COMMENT: Amidst the recent equity market volatility there's been some significant merger and acquisition activity taking place in the New Zealand stock market. Namely, proposed takeovers for both Restaurant Brands and Trade Me from foreign buyers.
At first glance this appears positive, particularly for investors and considering the Trade Me offer was a more than 25 per cent increase to where the stock was trading at the time. Also, the mere fact that overseas investors are seeing value in local businesses is positive for our business community and New Zealand as a whole, especially in the case of Restaurant Brands, which is is now starting to derive significant income in overseas growth markets. However, if these businesses are to disappear from the NZX, what's in the pipeline to replace them?
The initial public offerings (IPOs) have been scarce at best, with the last notable listings being Oceania Healthcare (OCA) in May 2017 and New Zealand King Salmon (NZK) back in October 2016. And whilst both of these floats have been positive for investors, frankly, a run rate of one listing a year is hardly compelling, and is no doubt a source of concern for our business community.
If we contrast this with new debt capital market listings, the story is quite different. The second half of 2018 has seen a spate of corporates raising debt in both the retail and institutional markets. Over the same time frame as the two IPO listings we've seen Summerset, Investore Property, Heartland Bank, WEL Networks and NZ Refining as just a few examples of new issuers making a foray into debt markets. So why the diverging trajectories of the two markets?
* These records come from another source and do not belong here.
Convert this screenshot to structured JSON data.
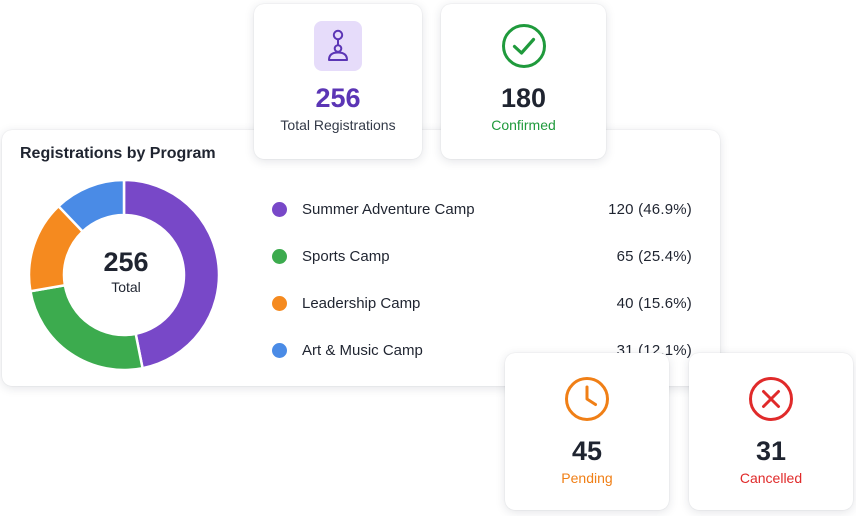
{
  "stats": {
    "total": {
      "value": "256",
      "label": "Total Registrations",
      "icon": "person-pin-icon",
      "color": "#5b35b5",
      "tile_color": "#e6dcfa"
    },
    "confirmed": {
      "value": "180",
      "label": "Confirmed",
      "icon": "check-circle-icon",
      "color": "#1f9a3c"
    },
    "pending": {
      "value": "45",
      "label": "Pending",
      "icon": "clock-icon",
      "color": "#f07f16"
    },
    "cancelled": {
      "value": "31",
      "label": "Cancelled",
      "icon": "x-circle-icon",
      "color": "#e02a2a"
    }
  },
  "program_chart": {
    "title": "Registrations by Program",
    "center_value": "256",
    "center_label": "Total",
    "items": [
      {
        "name": "Summer Adventure Camp",
        "count": "120 (46.9%)",
        "value": 120,
        "color": "#7848c8"
      },
      {
        "name": "Sports Camp",
        "count": "65 (25.4%)",
        "value": 65,
        "color": "#3cab4e"
      },
      {
        "name": "Leadership Camp",
        "count": "40 (15.6%)",
        "value": 40,
        "color": "#f58a1f"
      },
      {
        "name": "Art & Music Camp",
        "count": "31 (12.1%)",
        "value": 31,
        "color": "#4a8be6"
      }
    ]
  }
}
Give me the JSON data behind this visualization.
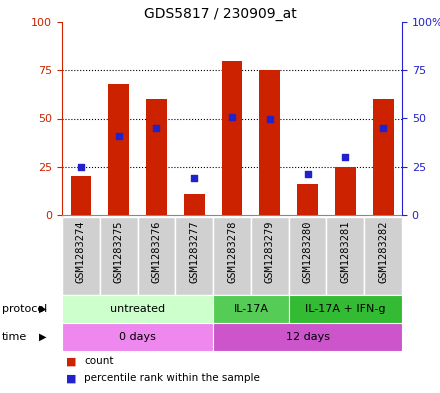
{
  "title": "GDS5817 / 230909_at",
  "samples": [
    "GSM1283274",
    "GSM1283275",
    "GSM1283276",
    "GSM1283277",
    "GSM1283278",
    "GSM1283279",
    "GSM1283280",
    "GSM1283281",
    "GSM1283282"
  ],
  "count_values": [
    20,
    68,
    60,
    11,
    80,
    75,
    16,
    25,
    60
  ],
  "percentile_values": [
    25,
    41,
    45,
    19,
    51,
    50,
    21,
    30,
    45
  ],
  "protocol_groups": [
    {
      "label": "untreated",
      "start": 0,
      "end": 4,
      "color": "#ccffcc"
    },
    {
      "label": "IL-17A",
      "start": 4,
      "end": 6,
      "color": "#55cc55"
    },
    {
      "label": "IL-17A + IFN-g",
      "start": 6,
      "end": 9,
      "color": "#33bb33"
    }
  ],
  "time_groups": [
    {
      "label": "0 days",
      "start": 0,
      "end": 4,
      "color": "#ee88ee"
    },
    {
      "label": "12 days",
      "start": 4,
      "end": 9,
      "color": "#cc55cc"
    }
  ],
  "bar_color": "#cc2200",
  "dot_color": "#2222cc",
  "ylim": [
    0,
    100
  ],
  "yticks": [
    0,
    25,
    50,
    75,
    100
  ],
  "bar_width": 0.55,
  "title_fontsize": 10,
  "axis_color_left": "#cc2200",
  "axis_color_right": "#2222cc",
  "sample_box_color": "#d0d0d0",
  "fig_width": 4.4,
  "fig_height": 3.93,
  "dpi": 100
}
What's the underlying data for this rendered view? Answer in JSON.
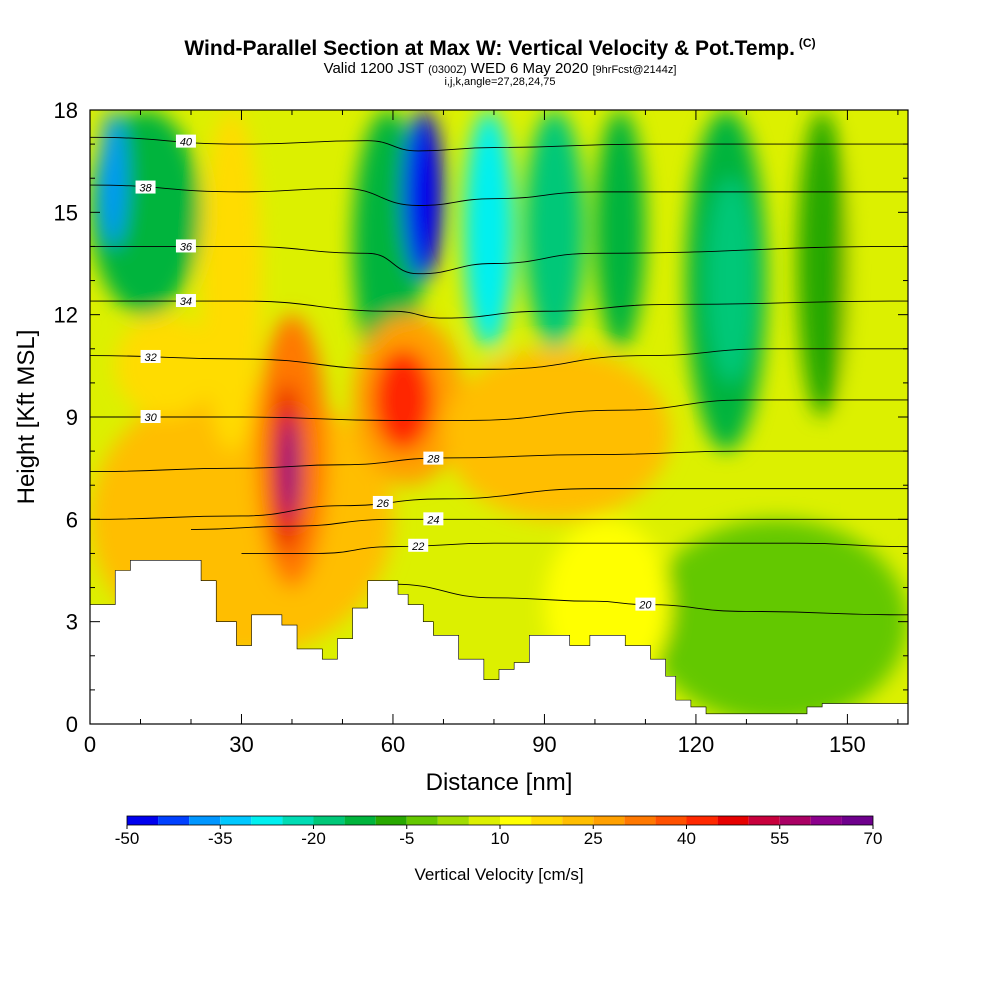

Firstly, raising debt in the local market has never been more advantageous. Despite the constant talk of higher interest rate settings, corporates are accessing funding at historically low, cheap levels and in some cases better than what the banks will offer, and for longer periods of time. You could make the argument that as a corporate treasurer, if you are not considering the retail bond market then you are dropping the ball.